- Texas A&M University Press
My Boys and Girls Are in There: The 1937 New London School Explosion
Key Metrics
- Ron Rozelle
- Texas A&M University Press
- Hardcover
- 9781603447614
- 9.2 X 6.3 X 0.8 inches
- 1 pounds
- Biography & Autobiography > General
- English
Book Description
On March 18, 1937, a spark ignited a vast pool of natural gas that had collected beneath the school building in New London, a tiny community in East Texas. The resulting explosion leveled the four-year-old structure and resulted in a death toll of more than three hundred--most of them children. To this day, it is the worst school disaster in the history of the United States. The tragedy and its aftermath were the first big stories covered by Walter Cronkite, then a young wire service reporter stationed in Dallas. He would later say that no war story he ever covered--during World War II or Vietnam--was as heart-wrenching.
In the weeks following the tragedy, a fact-finding committee sought to determine who was to blame. It soon became apparent that the New London school district had, along with almost all local businesses and residents, tapped into pipelines carrying unrefined gas from the plentiful oil fields of the area. It was technically illegal, but natural gas was in abundance in the Oil Patch. The jerry-rigged conduits leaked the odorless green gas that would destroy the school.
A long-term effect of the disaster was the shared guilt experienced--for the rest of their lives--by most of the survivors. There is, perhaps, no better example than Bill Thompson, who was in his fifth grade English class and in the mood to flirt with Billie Sue Hall, who was sitting two seats away. Thompson asked another girl to trade seats with him. She agreed--and was killed in the explosion, while Thompson and Hall both survived and lived long lives, never quite coming to terms with their good fortune.
My Boys and Girls Are in There: The 1937 New London School Explosion is a meticulous, candid account by veteran educator and experienced author Ron Rozelle. Unfolding with the narrative pace of a novel, the story woven by Rozelle--beginning with the title--combines the anguished words of eyewitnesses with telling details from the historical and legal record. Released to coincide with the seventy-fifth anniversary of the New London School disaster, My Boys and Girls Are in There paints an intensely human portrait of this horrific event.
Author Bio
I’m the author of Into That Good Night, a memoir, The Windows of Heaven, a novel of the 1900 Galveston storm, A Place Apart, a novel set in modern day Ohio, Warden: Death and Life in the Texas Prison System (coauthored with Jim Willett) and Description & Setting: Techniques and Exercises for Crafting a Believable World of People, Places, and Events, a volume in the Writer’s Digest Write Great Fiction series.

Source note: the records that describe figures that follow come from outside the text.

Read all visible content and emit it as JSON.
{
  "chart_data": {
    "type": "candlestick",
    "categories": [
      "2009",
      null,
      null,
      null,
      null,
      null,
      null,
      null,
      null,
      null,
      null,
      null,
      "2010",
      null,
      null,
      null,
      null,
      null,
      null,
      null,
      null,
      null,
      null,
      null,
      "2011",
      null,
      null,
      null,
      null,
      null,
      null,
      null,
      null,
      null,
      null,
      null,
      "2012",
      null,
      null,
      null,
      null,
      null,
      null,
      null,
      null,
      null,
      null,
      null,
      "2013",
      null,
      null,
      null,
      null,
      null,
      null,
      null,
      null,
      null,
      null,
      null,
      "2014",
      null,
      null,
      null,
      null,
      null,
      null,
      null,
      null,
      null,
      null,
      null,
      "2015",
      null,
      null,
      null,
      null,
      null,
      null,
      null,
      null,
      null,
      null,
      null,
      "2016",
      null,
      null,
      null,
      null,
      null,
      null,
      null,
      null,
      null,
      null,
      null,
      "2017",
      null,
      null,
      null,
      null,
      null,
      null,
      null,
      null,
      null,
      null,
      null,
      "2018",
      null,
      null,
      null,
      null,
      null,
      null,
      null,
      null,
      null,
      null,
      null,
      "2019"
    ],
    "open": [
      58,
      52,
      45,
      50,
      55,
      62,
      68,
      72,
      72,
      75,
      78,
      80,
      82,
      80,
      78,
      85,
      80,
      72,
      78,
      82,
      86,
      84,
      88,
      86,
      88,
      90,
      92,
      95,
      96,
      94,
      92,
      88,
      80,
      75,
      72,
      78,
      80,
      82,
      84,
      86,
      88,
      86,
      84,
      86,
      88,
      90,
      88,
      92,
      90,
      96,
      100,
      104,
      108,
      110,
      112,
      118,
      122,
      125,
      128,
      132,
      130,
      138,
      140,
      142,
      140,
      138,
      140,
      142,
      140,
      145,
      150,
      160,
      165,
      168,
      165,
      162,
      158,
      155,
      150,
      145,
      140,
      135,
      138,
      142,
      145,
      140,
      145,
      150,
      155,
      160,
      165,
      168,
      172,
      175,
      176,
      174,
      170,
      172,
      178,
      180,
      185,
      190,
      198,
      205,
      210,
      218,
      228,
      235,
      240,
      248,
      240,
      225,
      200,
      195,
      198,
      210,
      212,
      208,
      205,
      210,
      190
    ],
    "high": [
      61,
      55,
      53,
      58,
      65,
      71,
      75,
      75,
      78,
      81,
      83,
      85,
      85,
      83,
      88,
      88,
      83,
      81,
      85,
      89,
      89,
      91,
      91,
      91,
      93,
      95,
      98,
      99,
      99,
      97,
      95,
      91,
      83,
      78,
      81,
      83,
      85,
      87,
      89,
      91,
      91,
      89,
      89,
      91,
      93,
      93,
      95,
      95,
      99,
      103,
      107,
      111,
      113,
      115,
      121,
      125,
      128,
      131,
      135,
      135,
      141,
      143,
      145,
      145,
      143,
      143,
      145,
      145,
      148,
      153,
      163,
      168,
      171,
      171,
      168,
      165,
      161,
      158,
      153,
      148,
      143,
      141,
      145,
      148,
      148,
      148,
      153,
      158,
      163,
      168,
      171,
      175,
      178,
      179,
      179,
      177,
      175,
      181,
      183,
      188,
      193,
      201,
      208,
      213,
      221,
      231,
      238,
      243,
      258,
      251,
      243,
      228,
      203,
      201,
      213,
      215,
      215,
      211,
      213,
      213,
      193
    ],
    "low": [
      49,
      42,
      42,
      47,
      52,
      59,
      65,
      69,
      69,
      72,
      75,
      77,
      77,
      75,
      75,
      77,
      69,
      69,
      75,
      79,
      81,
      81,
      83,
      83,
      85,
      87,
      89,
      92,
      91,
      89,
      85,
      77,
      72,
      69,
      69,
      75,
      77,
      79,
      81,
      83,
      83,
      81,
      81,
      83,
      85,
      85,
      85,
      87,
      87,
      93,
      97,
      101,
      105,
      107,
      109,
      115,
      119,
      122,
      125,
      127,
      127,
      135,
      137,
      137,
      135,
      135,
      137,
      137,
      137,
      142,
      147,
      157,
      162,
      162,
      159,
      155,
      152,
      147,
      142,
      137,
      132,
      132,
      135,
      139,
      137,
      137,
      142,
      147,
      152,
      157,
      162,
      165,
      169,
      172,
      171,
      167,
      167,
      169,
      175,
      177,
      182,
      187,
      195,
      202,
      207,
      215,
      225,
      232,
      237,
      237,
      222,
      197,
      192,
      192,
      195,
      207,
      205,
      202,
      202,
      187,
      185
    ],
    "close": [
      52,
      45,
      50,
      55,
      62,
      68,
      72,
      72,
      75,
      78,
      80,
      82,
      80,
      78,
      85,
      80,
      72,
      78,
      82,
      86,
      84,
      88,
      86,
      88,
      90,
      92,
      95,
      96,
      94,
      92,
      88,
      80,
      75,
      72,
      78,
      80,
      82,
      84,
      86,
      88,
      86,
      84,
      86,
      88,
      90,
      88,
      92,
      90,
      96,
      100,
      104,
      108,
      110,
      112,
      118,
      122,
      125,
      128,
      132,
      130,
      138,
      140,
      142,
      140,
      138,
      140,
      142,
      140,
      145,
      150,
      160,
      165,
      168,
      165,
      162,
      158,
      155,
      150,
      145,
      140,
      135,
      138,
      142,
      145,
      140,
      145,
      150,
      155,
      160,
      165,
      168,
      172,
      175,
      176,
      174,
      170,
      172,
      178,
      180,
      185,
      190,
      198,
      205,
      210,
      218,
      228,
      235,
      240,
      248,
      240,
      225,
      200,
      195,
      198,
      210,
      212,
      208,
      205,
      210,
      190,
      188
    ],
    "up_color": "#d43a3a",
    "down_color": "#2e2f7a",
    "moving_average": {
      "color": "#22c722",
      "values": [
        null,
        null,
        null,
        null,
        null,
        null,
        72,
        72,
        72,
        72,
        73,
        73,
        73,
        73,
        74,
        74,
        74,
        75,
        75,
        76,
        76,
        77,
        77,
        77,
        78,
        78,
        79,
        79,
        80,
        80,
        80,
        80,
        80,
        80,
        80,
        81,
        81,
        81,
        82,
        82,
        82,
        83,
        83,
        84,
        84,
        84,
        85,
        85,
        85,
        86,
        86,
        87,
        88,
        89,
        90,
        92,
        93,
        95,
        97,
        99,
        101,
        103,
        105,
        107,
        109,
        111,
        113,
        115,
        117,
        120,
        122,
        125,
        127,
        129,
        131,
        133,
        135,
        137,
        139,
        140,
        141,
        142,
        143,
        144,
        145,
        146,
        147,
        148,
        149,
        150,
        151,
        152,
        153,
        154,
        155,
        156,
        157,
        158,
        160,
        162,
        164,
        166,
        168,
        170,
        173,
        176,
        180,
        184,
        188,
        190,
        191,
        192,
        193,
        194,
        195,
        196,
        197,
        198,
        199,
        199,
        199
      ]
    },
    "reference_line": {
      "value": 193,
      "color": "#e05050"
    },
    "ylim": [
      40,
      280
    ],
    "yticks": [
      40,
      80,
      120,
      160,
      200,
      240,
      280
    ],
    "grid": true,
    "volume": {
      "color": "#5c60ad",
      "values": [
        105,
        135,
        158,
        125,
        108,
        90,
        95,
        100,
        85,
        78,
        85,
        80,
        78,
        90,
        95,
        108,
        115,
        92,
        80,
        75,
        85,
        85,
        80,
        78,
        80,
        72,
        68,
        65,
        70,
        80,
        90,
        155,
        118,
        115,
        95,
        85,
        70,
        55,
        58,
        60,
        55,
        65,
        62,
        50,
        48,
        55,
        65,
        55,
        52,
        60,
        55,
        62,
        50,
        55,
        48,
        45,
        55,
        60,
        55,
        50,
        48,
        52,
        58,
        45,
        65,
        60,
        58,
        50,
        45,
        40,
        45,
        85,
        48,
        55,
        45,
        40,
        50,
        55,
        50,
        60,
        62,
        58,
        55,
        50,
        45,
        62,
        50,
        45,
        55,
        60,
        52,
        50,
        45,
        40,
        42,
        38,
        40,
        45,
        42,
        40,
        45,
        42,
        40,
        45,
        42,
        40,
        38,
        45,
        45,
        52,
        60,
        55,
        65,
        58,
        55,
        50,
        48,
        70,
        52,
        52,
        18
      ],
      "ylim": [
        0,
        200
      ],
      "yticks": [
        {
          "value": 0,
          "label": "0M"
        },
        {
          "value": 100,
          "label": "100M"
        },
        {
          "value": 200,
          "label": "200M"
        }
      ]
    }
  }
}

My memoir, Into That Good Night, was the first non-agented property published by New York’s venerable Farrar, Straus, & Giroux in over five years, was a national short list finalist for the P.E.N. Prize and the Texas Institute of Letters Carr P. Collins Award and was selected as the second best work of nonfiction in the nation for the year 1998 by the San Antonio Express-News. I’ve taught writing workshops at numerous conferences and universities, and was twice the memoir teacher at the Newman National Writer’s Conference at Mississippi College.
Touching Winter, my novel made up of a quartet of stories, was published in October, 2005, by TCU Press and was a short list finalist for The Texas Institute of Letters Best Fiction of the Year Prize. My Boys and Girls are in There: The 1937 New London School Disaster (Texas A&M University Press) was the recipient of the Calvert Prize, was pronounced the “sleeper hit” of the 2012 Texas Book Festival, and was a short list finalist for the Best Nonfiction Award given by the Writers’ League of Texas.
Sundays with Ron Rozelle (I hate that title; it sounds like a devotional), a collection of some of my newspaper columns, was published by TCU Press. My most recent book is Exiled: The Last Days of Sam Houston, published by Texas A&M University Press. My next book, a novel titled Leaving the Country of Sin, will be published in mid March.
I was inducted into the Texas Institute of Letters in 2007 and am a proud graduate of Sam Houston State University, class of 1977.
My wife Karen, a retired third grade teacher, and I are spoiling grandparents and recently retired empty nesters with the exception of an elderly opinionated cat.